Wlog. $a_{n+1}=\max\{a_1,\ldots,a_{n+1}\}$ and hence $a_{n+1}\ge 1$. Let $c=\sqrt[n]{a_{n+1}}$, and $b_i=ca_i$ for $1\le i\le n$. Then $b_1b_2\cdots b_n=a_1a_2\cdots a_nc^n=1$, hence by induction hypothesis $b_1+\cdots + b_n\ge n$. Then $$a_1+\cdots+a_n+a_{n+1}=c(b_1+\cdots+b_n)+a_{n+1}\ge cn+c^n.$$ Clearly, $f(1)=n+1$ and the derivative $f'(c)=n+nc^{n-1}$ is strictly positive (for $c\ge 1$), hence $f(c)\ge n+1$ for all $c\ge 1$.

Answer 2

We may suppose that $a_{n+1}$ is the largest element in $(a_1,\ldots,a_{n+1})$ and $a_n$ is the smallest one.
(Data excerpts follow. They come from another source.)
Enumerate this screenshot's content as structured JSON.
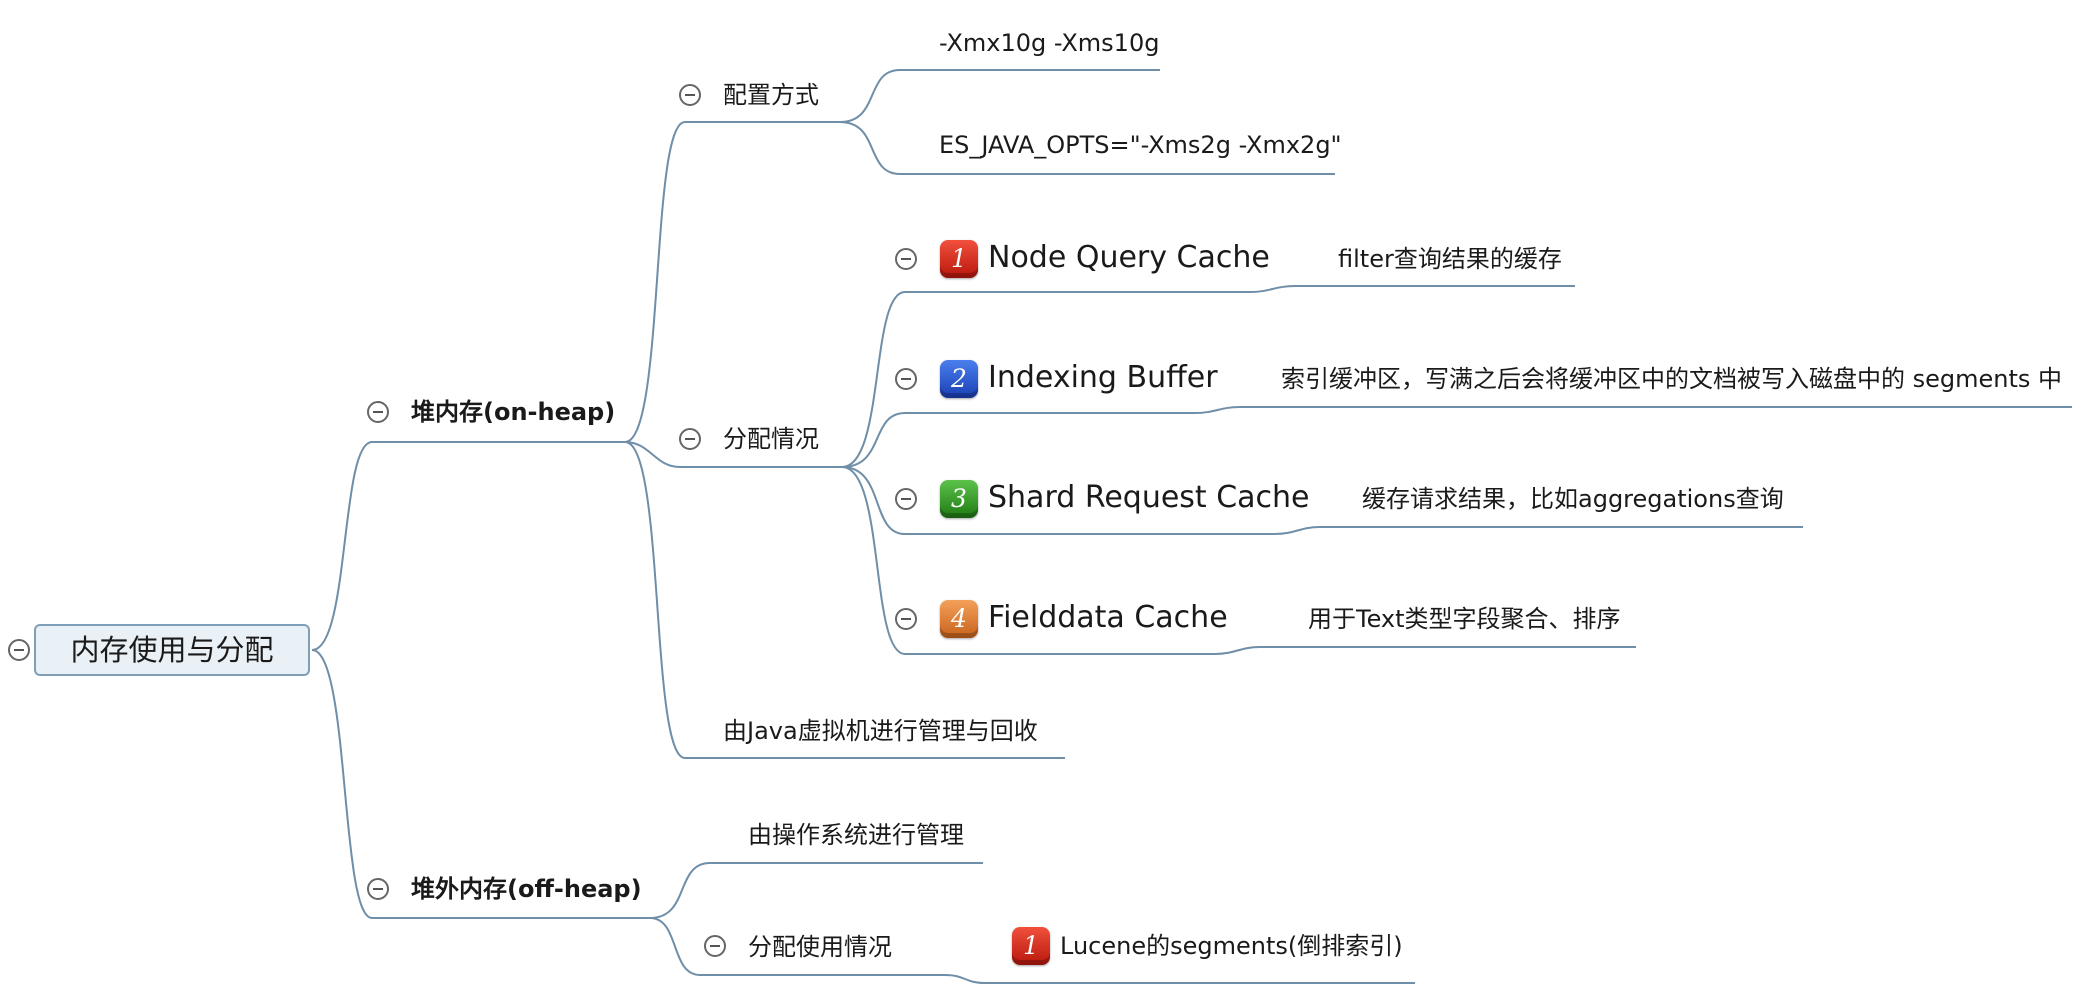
{
  "root": {
    "label": "内存使用与分配"
  },
  "on_heap": {
    "label": "堆内存(on-heap)",
    "config": {
      "label": "配置方式",
      "items": [
        "-Xmx10g -Xms10g",
        "ES_JAVA_OPTS=\"-Xms2g -Xmx2g\""
      ]
    },
    "allocation": {
      "label": "分配情况",
      "items": [
        {
          "badge": "1",
          "color": "#d8281a",
          "label": "Node Query Cache",
          "note": "filter查询结果的缓存"
        },
        {
          "badge": "2",
          "color": "#2a57d6",
          "label": "Indexing Buffer",
          "note": "索引缓冲区，写满之后会将缓冲区中的文档被写入磁盘中的 segments 中"
        },
        {
          "badge": "3",
          "color": "#3a9a2c",
          "label": "Shard Request Cache",
          "note": "缓存请求结果，比如aggregations查询"
        },
        {
          "badge": "4",
          "color": "#e07a30",
          "label": "Fielddata Cache",
          "note": "用于Text类型字段聚合、排序"
        }
      ]
    },
    "managed": "由Java虚拟机进行管理与回收"
  },
  "off_heap": {
    "label": "堆外内存(off-heap)",
    "managed": "由操作系统进行管理",
    "usage": {
      "label": "分配使用情况",
      "items": [
        {
          "badge": "1",
          "color": "#d8281a",
          "label": "Lucene的segments(倒排索引)"
        }
      ]
    }
  },
  "colors": {
    "connector": "#6f8ea8",
    "root_fill": "#eaf1f6",
    "root_border": "#7f9fb8"
  },
  "icons": {
    "toggle": "collapse-minus-icon"
  }
}
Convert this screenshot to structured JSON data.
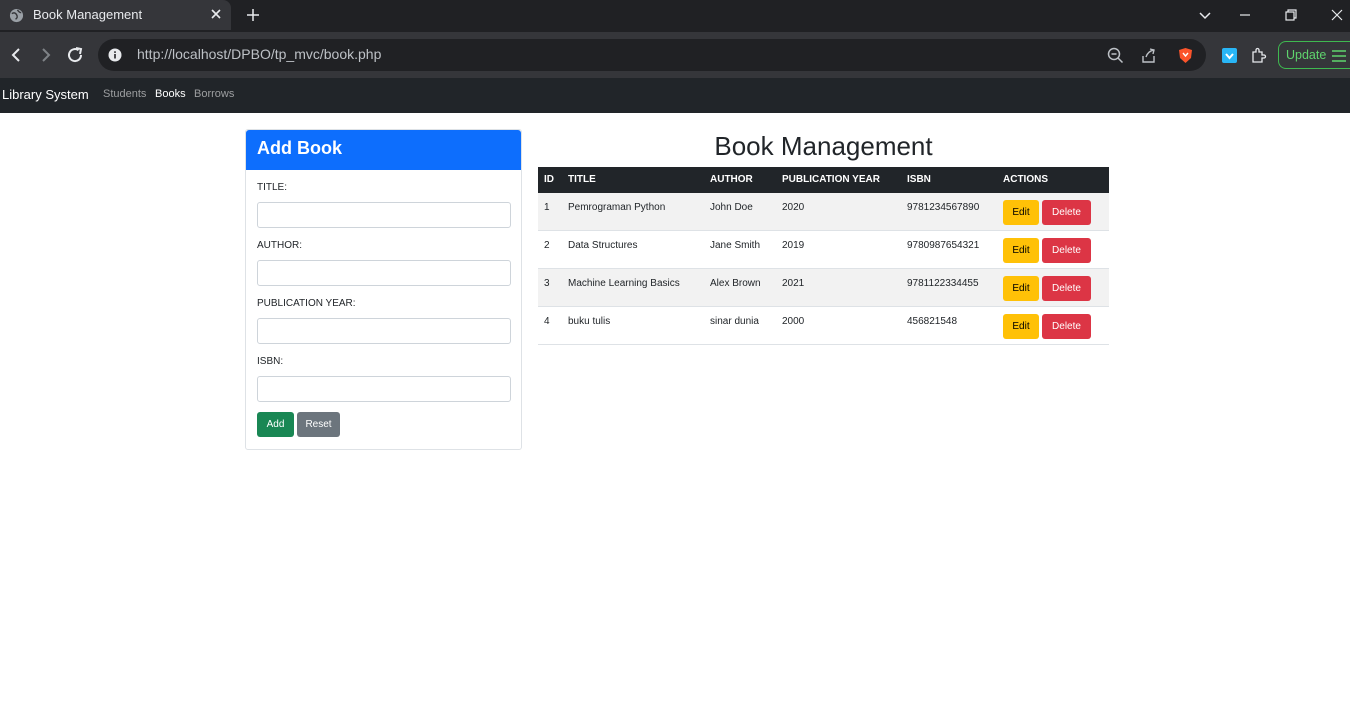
{
  "browser": {
    "tab_title": "Book Management",
    "url": "http://localhost/DPBO/tp_mvc/book.php",
    "update_label": "Update"
  },
  "nav": {
    "brand": "Library System",
    "links": [
      "Students",
      "Books",
      "Borrows"
    ],
    "active": "Books"
  },
  "form": {
    "title": "Add Book",
    "fields": [
      {
        "label": "TITLE:",
        "value": ""
      },
      {
        "label": "AUTHOR:",
        "value": ""
      },
      {
        "label": "PUBLICATION YEAR:",
        "value": ""
      },
      {
        "label": "ISBN:",
        "value": ""
      }
    ],
    "add_label": "Add",
    "reset_label": "Reset"
  },
  "table": {
    "heading": "Book Management",
    "columns": [
      "ID",
      "TITLE",
      "AUTHOR",
      "PUBLICATION YEAR",
      "ISBN",
      "ACTIONS"
    ],
    "rows": [
      {
        "id": "1",
        "title": "Pemrograman Python",
        "author": "John Doe",
        "year": "2020",
        "isbn": "9781234567890"
      },
      {
        "id": "2",
        "title": "Data Structures",
        "author": "Jane Smith",
        "year": "2019",
        "isbn": "9780987654321"
      },
      {
        "id": "3",
        "title": "Machine Learning Basics",
        "author": "Alex Brown",
        "year": "2021",
        "isbn": "9781122334455"
      },
      {
        "id": "4",
        "title": "buku tulis",
        "author": "sinar dunia",
        "year": "2000",
        "isbn": "456821548"
      }
    ],
    "edit_label": "Edit",
    "delete_label": "Delete"
  },
  "colors": {
    "primary": "#0d6efd",
    "success": "#198754",
    "secondary": "#6c757d",
    "warning": "#ffc107",
    "danger": "#dc3545",
    "dark": "#212529"
  }
}
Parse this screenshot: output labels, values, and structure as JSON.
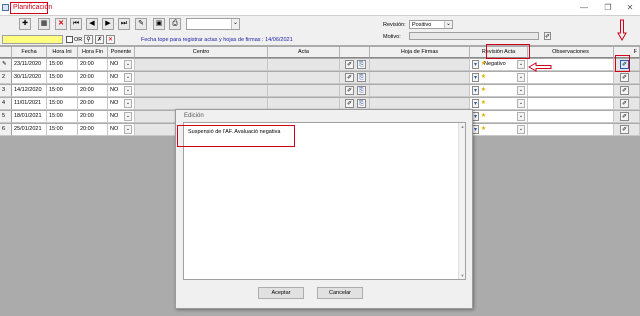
{
  "window": {
    "title": "Planificación",
    "controls": [
      "—",
      "❐",
      "✕"
    ]
  },
  "toolbar": {
    "buttons": [
      "add-icon",
      "grid-icon",
      "delete-icon",
      "first-icon",
      "prev-icon",
      "next-icon",
      "last-icon",
      "tag-icon",
      "picture-icon",
      "print-icon"
    ],
    "filter_value": "",
    "or_label": "OR",
    "revision_label": "Revisión:",
    "revision_value": "Positivo",
    "motivo_label": "Motivo:",
    "motivo_value": "",
    "fecha_tope": "Fecha tope para registrar actas y hojas de firmas : 14/06/2021"
  },
  "grid": {
    "headers": {
      "fecha": "Fecha",
      "hora_ini": "Hora Ini",
      "hora_fin": "Hora Fin",
      "ponente": "Ponente",
      "centro": "Centro",
      "acta": "Acta",
      "hoja_firmas": "Hoja de Firmas",
      "revision_acta": "Revisión Acta",
      "observaciones": "Observaciones",
      "extra": "F"
    },
    "rows": [
      {
        "num": "",
        "fecha": "23/11/2020",
        "hora_ini": "15:00",
        "hora_fin": "20:00",
        "ponente": "NO",
        "revision": "Negativo"
      },
      {
        "num": "2",
        "fecha": "30/11/2020",
        "hora_ini": "15:00",
        "hora_fin": "20:00",
        "ponente": "NO",
        "revision": ""
      },
      {
        "num": "3",
        "fecha": "14/12/2020",
        "hora_ini": "15:00",
        "hora_fin": "20:00",
        "ponente": "NO",
        "revision": ""
      },
      {
        "num": "4",
        "fecha": "11/01/2021",
        "hora_ini": "15:00",
        "hora_fin": "20:00",
        "ponente": "NO",
        "revision": ""
      },
      {
        "num": "5",
        "fecha": "18/01/2021",
        "hora_ini": "15:00",
        "hora_fin": "20:00",
        "ponente": "NO",
        "revision": ""
      },
      {
        "num": "6",
        "fecha": "25/01/2021",
        "hora_ini": "15:00",
        "hora_fin": "20:00",
        "ponente": "NO",
        "revision": ""
      }
    ]
  },
  "dialog": {
    "title": "Edición",
    "text": "Suspensió de l'AF. Avaluació negativa",
    "accept_label": "Aceptar",
    "cancel_label": "Cancelar"
  },
  "colors": {
    "annotation": "#d0021b",
    "filter_field": "#ffff80",
    "fecha_tope_text": "#1a1aa6"
  }
}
Thus $a_{n+1}\geq 1\geq a_n$. with this information and the induction hypothesis we have $$ a_1+\cdots+a_{n-1}+a_na_{n+1}\geq n $$ and since $(a_{n+1}-1)(1-a_n)\geq 0$ we have $a_n+a_{n+1}-1-a_na_{n+1}\geq 0$. Just add this inequality to the preceding one and we are done.